MIT’s Yasheng Huang has an intriguing contrarian essay in today’s Financial Times on the development lessons China could learn from India. No, I didn’t type that the wrong way around. Which is what is interesting about Yasheng’s piece (available to subscribers only).
From April to June 2005, India’s GDP grew at 8.1 per cent, compared with 7.6 per cent in the same period the year before. More impressively, India is achieving this result with just half of China’s level of domestic investment in new factories and equipment, and only 10 per cent of China’s foreign direct investment. While China’s GDP growth in the last two years remained high, in 2003 and 2004 it was investing close to 50 per cent of its GDP in domestic plant and equipment – roughly equivalent to India’s entire GDP. That is higher than any other country, exceeding even China’s own exalted levels in the era of central planning. The evidence is as clear as ever: China’s growth stems from massive accumulation of resources, while India’s growth comes from increasing efficiency.
The microeconomic evidence also casts India in a better light. While India’s stock market has soared in recent years, the opposite has happened in China. In 2001, the Shanghai Stock Market index reached 2,200 points; by 2005, half the wealth wiped out. In April 2005, the Shanghai index stood at 1,135 points. This sharp deterioration occurred against a backdrop of GDP growth exceeding 9 per cent a year. It is difficult to find another country that has this strange combination of superb macroeconomic performance and dismal microeconomic performance. It is a matter of time before the two patterns converge.

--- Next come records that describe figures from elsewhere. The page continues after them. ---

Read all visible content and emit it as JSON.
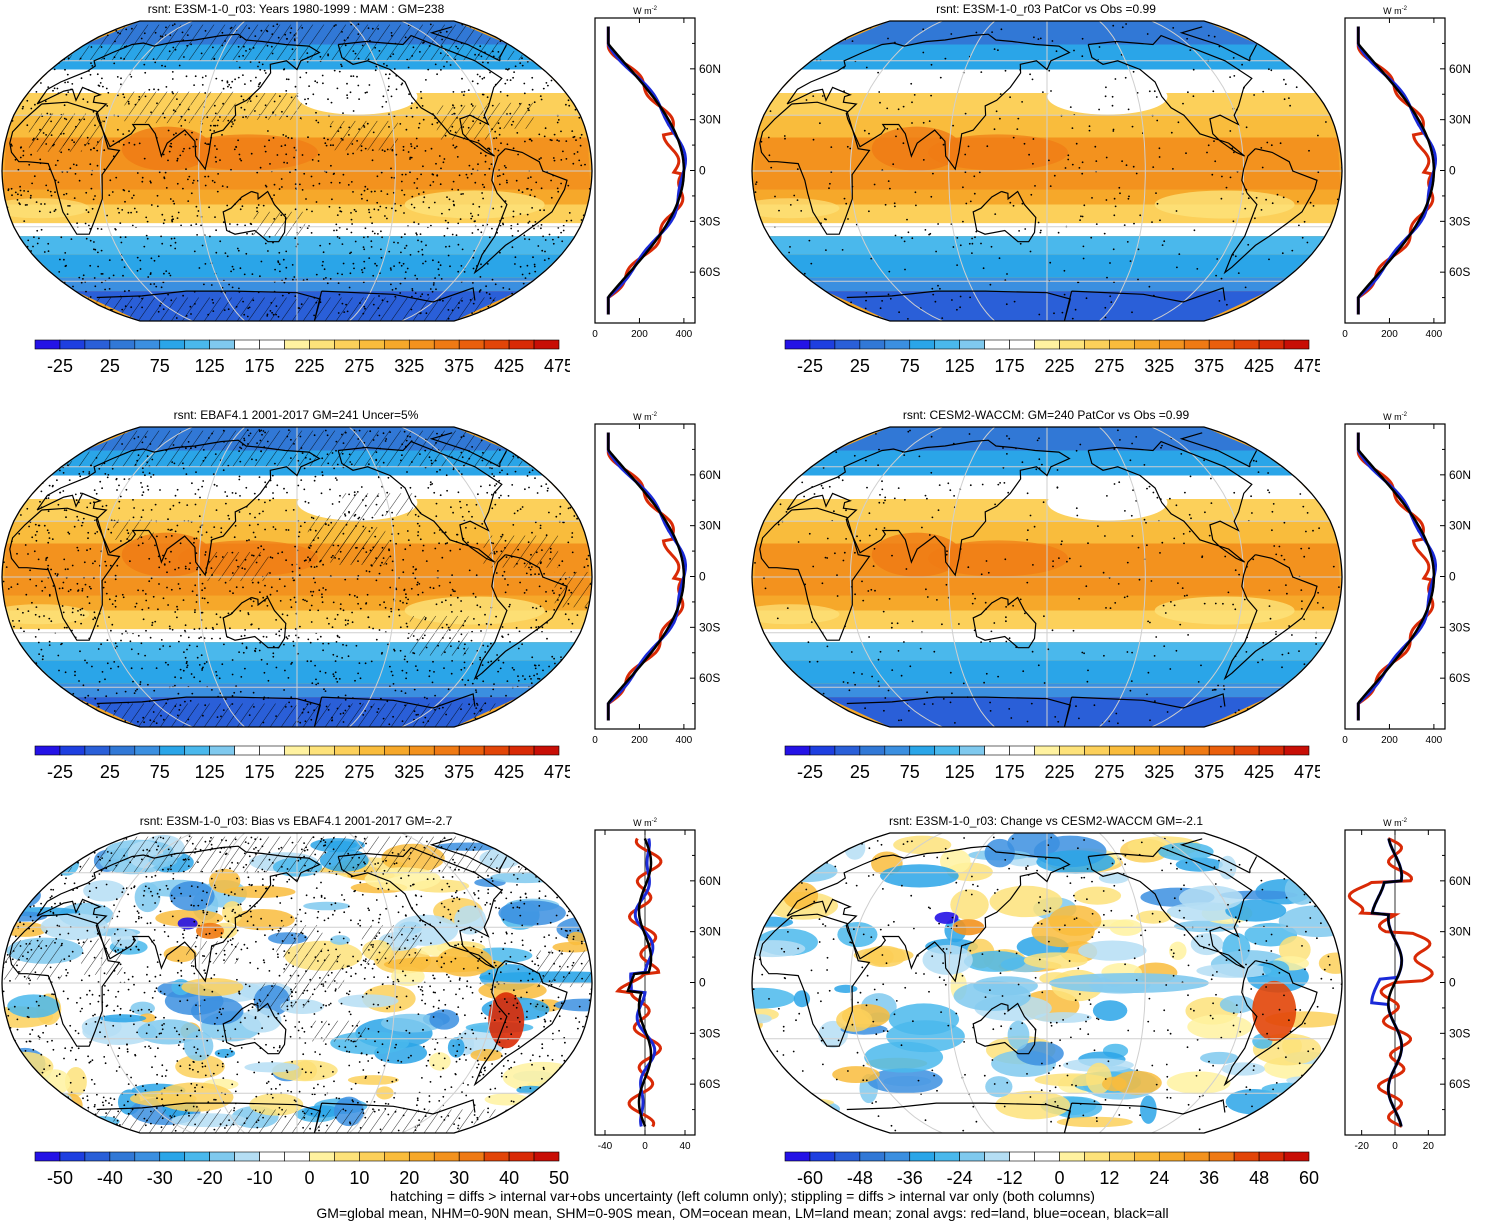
{
  "panels": [
    {
      "id": "p1",
      "title": "rsnt: E3SM-1-0_r03: Years 1980-1999 : MAM : GM=238",
      "kind": "abs",
      "hatching": true,
      "stipple": "heavy",
      "cb_labels": [
        "-25",
        "25",
        "75",
        "125",
        "175",
        "225",
        "275",
        "325",
        "375",
        "425",
        "475"
      ],
      "zonal": {
        "unit_top": "W m",
        "unit_sup": "-2",
        "lat_labels": [
          "60N",
          "30N",
          "0",
          "30S",
          "60S"
        ],
        "x_labels": [
          "0",
          "200",
          "400"
        ],
        "xlim": [
          0,
          450
        ]
      }
    },
    {
      "id": "p2",
      "title": "rsnt: E3SM-1-0_r03 PatCor vs Obs =0.99",
      "kind": "abs",
      "hatching": false,
      "stipple": "light",
      "cb_labels": [
        "-25",
        "25",
        "75",
        "125",
        "175",
        "225",
        "275",
        "325",
        "375",
        "425",
        "475"
      ],
      "zonal": {
        "unit_top": "W m",
        "unit_sup": "-2",
        "lat_labels": [
          "60N",
          "30N",
          "0",
          "30S",
          "60S"
        ],
        "x_labels": [
          "0",
          "200",
          "400"
        ],
        "xlim": [
          0,
          450
        ]
      }
    },
    {
      "id": "p3",
      "title": "rsnt: EBAF4.1 2001-2017 GM=241 Uncer=5%",
      "kind": "abs",
      "hatching": true,
      "stipple": "heavy",
      "cb_labels": [
        "-25",
        "25",
        "75",
        "125",
        "175",
        "225",
        "275",
        "325",
        "375",
        "425",
        "475"
      ],
      "zonal": {
        "unit_top": "W m",
        "unit_sup": "-2",
        "lat_labels": [
          "60N",
          "30N",
          "0",
          "30S",
          "60S"
        ],
        "x_labels": [
          "0",
          "200",
          "400"
        ],
        "xlim": [
          0,
          450
        ]
      }
    },
    {
      "id": "p4",
      "title": "rsnt: CESM2-WACCM: GM=240 PatCor vs Obs =0.99",
      "kind": "abs",
      "hatching": false,
      "stipple": "light",
      "cb_labels": [
        "-25",
        "25",
        "75",
        "125",
        "175",
        "225",
        "275",
        "325",
        "375",
        "425",
        "475"
      ],
      "zonal": {
        "unit_top": "W m",
        "unit_sup": "-2",
        "lat_labels": [
          "60N",
          "30N",
          "0",
          "30S",
          "60S"
        ],
        "x_labels": [
          "0",
          "200",
          "400"
        ],
        "xlim": [
          0,
          450
        ]
      }
    },
    {
      "id": "p5",
      "title": "rsnt: E3SM-1-0_r03: Bias vs EBAF4.1 2001-2017 GM=-2.7",
      "kind": "bias",
      "hatching": true,
      "stipple": "heavy",
      "cb_labels": [
        "-50",
        "-40",
        "-30",
        "-20",
        "-10",
        "0",
        "10",
        "20",
        "30",
        "40",
        "50"
      ],
      "zonal": {
        "unit_top": "W m",
        "unit_sup": "-2",
        "lat_labels": [
          "60N",
          "30N",
          "0",
          "30S",
          "60S"
        ],
        "x_labels": [
          "-40",
          "0",
          "40"
        ],
        "xlim": [
          -50,
          50
        ]
      }
    },
    {
      "id": "p6",
      "title": "rsnt: E3SM-1-0_r03: Change vs CESM2-WACCM GM=-2.1",
      "kind": "change",
      "hatching": false,
      "stipple": "light",
      "cb_labels": [
        "-60",
        "-48",
        "-36",
        "-24",
        "-12",
        "0",
        "12",
        "24",
        "36",
        "48",
        "60"
      ],
      "zonal": {
        "unit_top": "W m",
        "unit_sup": "-2",
        "lat_labels": [
          "60N",
          "30N",
          "0",
          "30S",
          "60S"
        ],
        "x_labels": [
          "-20",
          "0",
          "20"
        ],
        "xlim": [
          -30,
          30
        ]
      }
    }
  ],
  "colors": {
    "abs_scale": [
      "#2412e6",
      "#1e3fe0",
      "#2a5fd8",
      "#3178d6",
      "#3b8fe0",
      "#2aa5e8",
      "#4ab8ec",
      "#7fc9ee",
      "#ffffff",
      "#ffffff",
      "#fff2a0",
      "#fde27a",
      "#fcd05a",
      "#f9bc3c",
      "#f6a82a",
      "#f3921e",
      "#ef7a14",
      "#ea5f0c",
      "#e24508",
      "#d92a06",
      "#c80e06"
    ],
    "diff_scale": [
      "#2412e6",
      "#1e3fe0",
      "#2a5fd8",
      "#3178d6",
      "#3b8fe0",
      "#2aa5e8",
      "#4ab8ec",
      "#7fc9ee",
      "#b5def4",
      "#ffffff",
      "#ffffff",
      "#fff2a0",
      "#fde27a",
      "#fcd05a",
      "#f9bc3c",
      "#f6a82a",
      "#f3921e",
      "#ef7a14",
      "#e24508",
      "#d92a06",
      "#c80e06"
    ],
    "land": "#d92a06",
    "ocean": "#1a2ad8",
    "all": "#000000"
  },
  "footer": {
    "line1": "hatching = diffs > internal var+obs uncertainty (left column only); stippling = diffs > internal var only (both columns)",
    "line2": "GM=global mean, NHM=0-90N mean, SHM=0-90S mean, OM=ocean mean, LM=land mean; zonal avgs: red=land, blue=ocean, black=all"
  }
}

Yasheng makes some important points and, like most believers in democracy, I would love it if the world’s largest democracy, India, continued to thrive. But in the interest of polemic, he glosses over some crucial issues.
Here are four, for starters.
1. India’s woeful treatment of women. China is no paragon in this regard, but India is far worse. How long can growth and change be sustained while half the population is underutilized?
2. The caste system. There have been many improvements in India, but caste remains a key issue.
3. Population growth. I don’t particularly approve of China’s coercive policy of one child per family, but it has successfully constrained population growth. India’s growth is comparatively unconstrained. It is not cause for celebration that India’s population will exceed China’s in a few years time.
4. Illiteracy. Last figures I saw, India had twice the illiteracy rate of China (40% v 20%). That’s not a formula for continued economic success.
I truly want India’s current success to continue. But I think there is a far greater danger of complacency about the need for continued reform in India than in China. Yasheng’s article is a useful corrective to unthinking celebration of China’s extraordinary gains over the last 20 years. But he neglected too many important issues to make his polemical point.